Monday, September 23, 2013

On Gray Days.

On gray days, like today, she wondered where the sun went. Wondered if it went on hiatus as had her own will to create joy. Wondered if it was secluded in a cozy cafĂ© drinking the cup of coffee she’d given up, worried that too much caffeine was the cause of all her troubles, as the magazines told her. Wondered if it had just …given up. She twisted her brown hair wistfully between her long fingers while sipping her Ginger tea from a white mug with a red heart on it and staring out her bay window at the gray that enveloped the cars and people and trucks and dogs and trees and flowers as they carried on without the sunshine. As she stared, she decided, with an encouraging smile that grazed her lips briefly, “…If they can do it, shouldn’t I…?”

She sipped the herbal, now at least thirty minutes old and still trying to hold on to some warmth like a grandma does her memories of youth. The tea wasn’t bad. It was certainly no Intelligentsia, but it wasn’t bad. She figured she could learn to like it. Like liver. Or like now. Learning to like the gray that was doing nothing wrong, but merely existing and clouding her thoughts with ideas on where the sun had gone. She wondered why she focused on the one day, out of at least twenty-five or more, where there was no sun, rather than focusing on all those others when it did exist. She felt ungrateful; “Sorry,” she said, to no one. She was alone, as was often the case, these days. She wiggled her toes in her rainbow-striped socks as she sat at her butcher-block kitchen table; the whir of the fridge keeping her company. She looked at its beige-ness. Beige.  It had come with the apartment. She relished the day she would be able to buy her own spankin’ new refrigerator. (Would she pick stainless steel? A shiny lacquered Red one? A vintage, 1970s yellow number…?) That day felt far away, but she knew it would come. It would come and she wouldn’t be alone. The kitchen would be filled with the voices she’d been dreaming of; big ones and little ones belonging to those who would fulfill her life and not give her the luxury to sit and lament about the color of the sky. Until then, she was at one with beige. She looked at a yellow sticky note trapped under a blue magnet with a motivational motivator: “In twenty years, you’ll regret what you didn’t do today…” or something like that. She’d read it so many times over the years in the rented kitchen, that she stopped reading what it actually said and chose to remember what she thought it said. She sighed, “Same difference.” She turned from the fridge, back to the window and the life outside it, because she remembered that the months’ old note under the magnet shouted, “BUY FRIDGE LIGHT!!!” The little bulb inside the refrigerator had given up.  She’d been meaning to get another one. Although it was dark in the fridge, somehow she stopped caring that she couldn’t see the orange juice when she tiptoed at night in her PJs to swig from it. But, maybe it was time she did.   

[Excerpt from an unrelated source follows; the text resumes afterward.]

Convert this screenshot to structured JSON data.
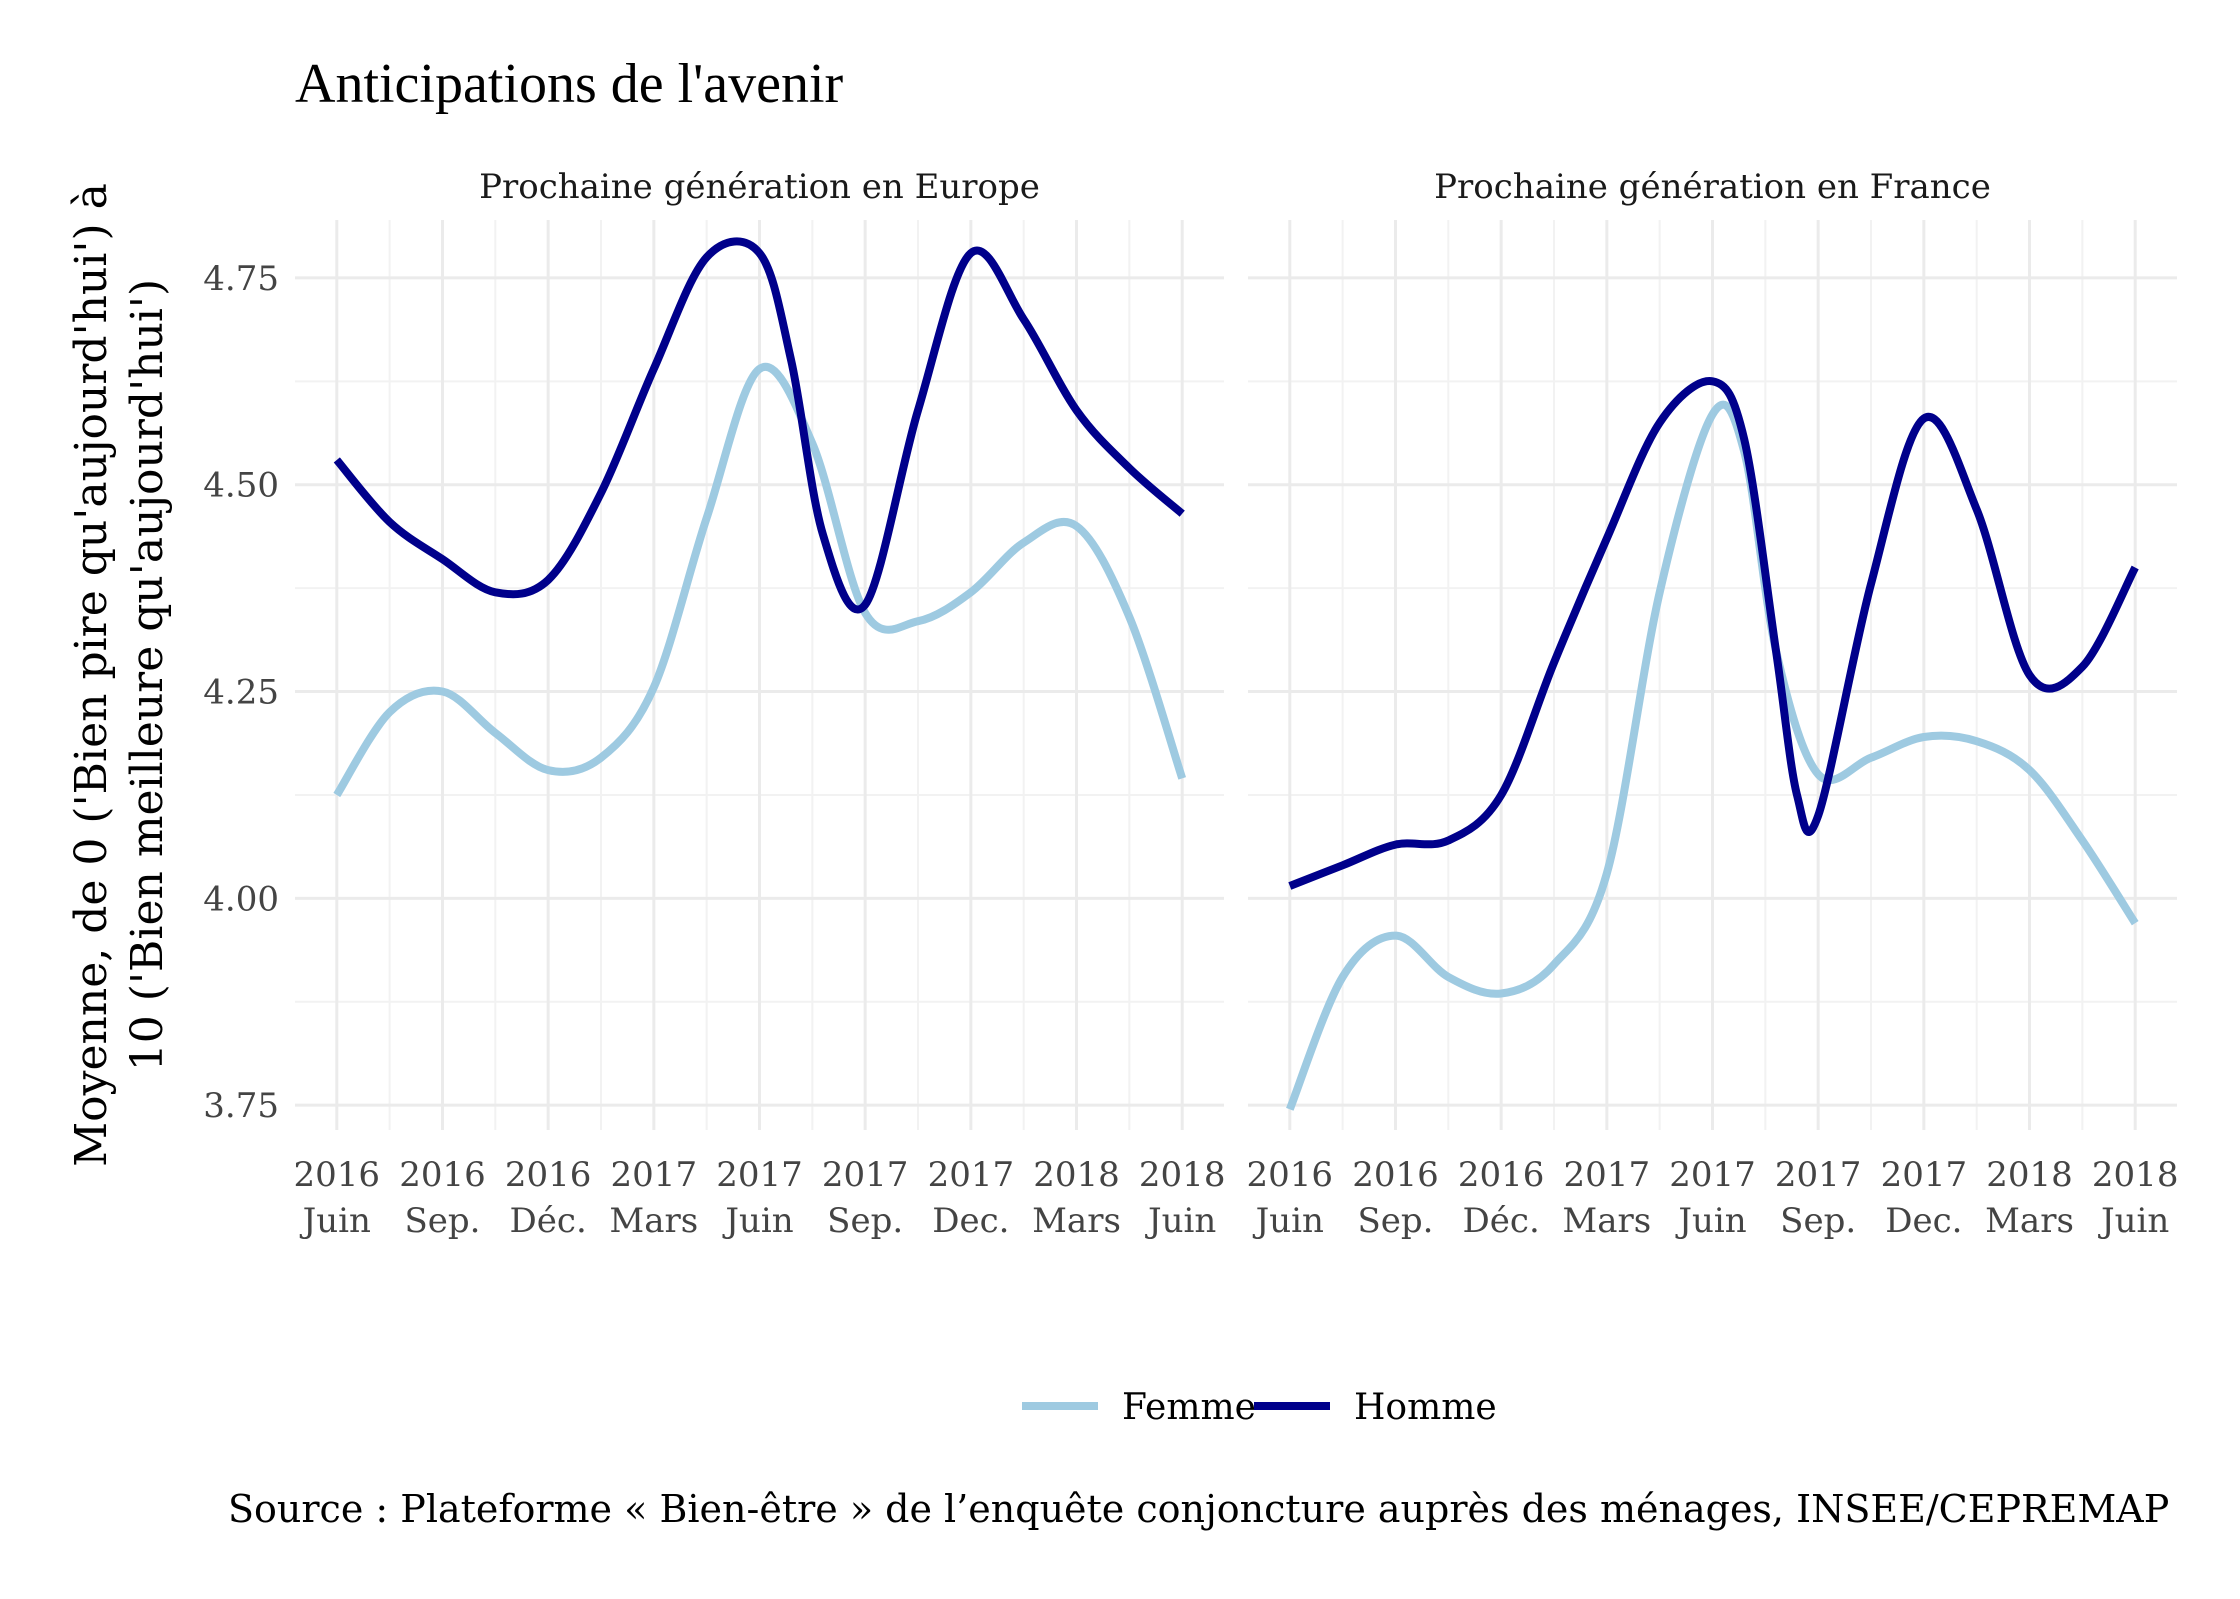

She rose, swallowed the last of her tea and stretched as she placed the cup in the porcelain sink. She grabbed the sticky note and threw it in the trash bin under the sink. She repositioned the magnet and smiled as she read it again because she hoped that when the voices finally came, one by one as they only could come, the ones that would color her life, that the magnet would be right and that she’d have no regrets. Even on gray days.